FLAGSTAFF, Ariz. — Before he slipped back on a Phoenix Suns jersey ahead of voluntary workouts and training camp, Miles Plumlee donned a different uniform: one that was red, white and blue and had the letters “U”, “S” and “A” splashed across the chest.
Plumlee, a third-year center, was among 13 players invited to play over the summer for the 2014 USA Select Team to train with and compete against the USA Men’s National Team in preparation for the FIBA World Cup.
The four-day camp in Las Vegas brought together some of the NBA’s best young talent, including Plumlee’s younger brother, Mason, of the Brooklyn Nets.
“It was great. I loved it,” the older Plumlee said Tuesday in between two-a-day practices.
Plumlee matched his skillset against the likes of DeMarcus Cousins (Sacramento Kings), Anthony Davis (New Orleans Pelicans) and Andre Drummond (Detroit Pistons), all of whom were complimentary of his first season in Phoenix.
It was Plumlee’s introduction to USA Basketball.
“You’re playing against the best players in the world. I think when you get to go there and do things you’ve been working on, it really boosts your confidence,” he said. “You’re not backing down, and they’re the guys that are the guys in the league. It’s cool, and it makes you hungry because you see you’re that much closer to, hopefully, making the team one day.”
For right now, Plumlee will concentrate on his role with the Suns, for whom he is once again expected to be the starting center.
He opened up a lot of eyes a year ago, setting career-highs in points (8.1), rebounds (7.8), blocked shots (1.13) and field goal percentage (51.7), which raised many people’s expectations for this season.
Practicing with Team USA has only furthered his development.
“When he came back to work out (in September), I think he was much more confident,” head coach Jeff Hornacek said. “When you get an opportunity like that to practice with those guys, it can only help your confidence as a player that, ‘hey, they invited you to play with these guys.’
“He looks like a much more confident player.”
Plumlee explained he’s more decisive in his post game, thinking less and just reacting.
“(I’ve) definitely been a lot more of a playmaker in the post, hitting a lot of cutters in pickup games and getting more assists that way,” he said. “(I’ve been) a little bit more of a go-to option.”
His shot has also improved to where he’s comfortable from 15-18 feet out.

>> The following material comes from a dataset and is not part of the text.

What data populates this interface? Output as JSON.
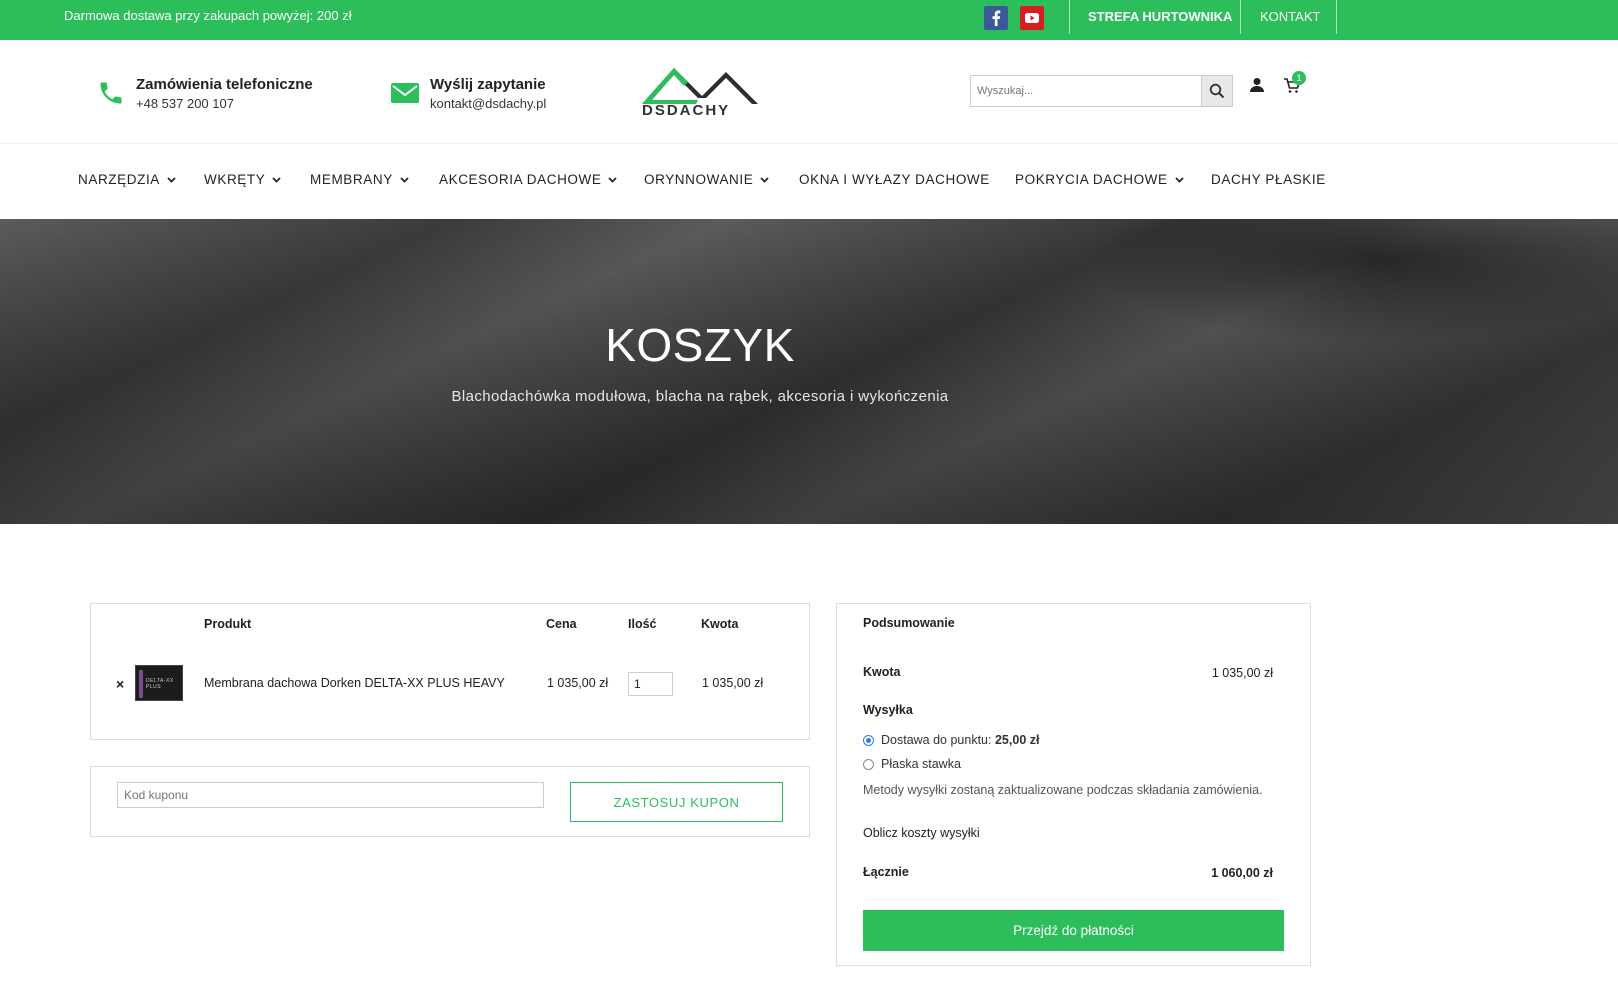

“I don’t think they want me shooting any farther, so I’ll stick to around 15 (feet),” he said, laughing.
But on defense is where the 6-11 Plumlee will be looked to the most as the Suns work to improve upon their middle-of-the-pack opponent field goal percentage (45.6, 14th) and bottom-third opponent scoring (102.6, 21st) rankings.
“(I’m) being more vocal, helping the whole team know they have an anchor behind me,” he said. “I think last year I couldn’t decide when to go for blocks, and sometimes I was going too much and then sometimes I was overcompensating and not going enough. And this year, just really knowing when I can get it and when I can’t and boxing out. I think that kind of decisiveness will help me be a better defender.”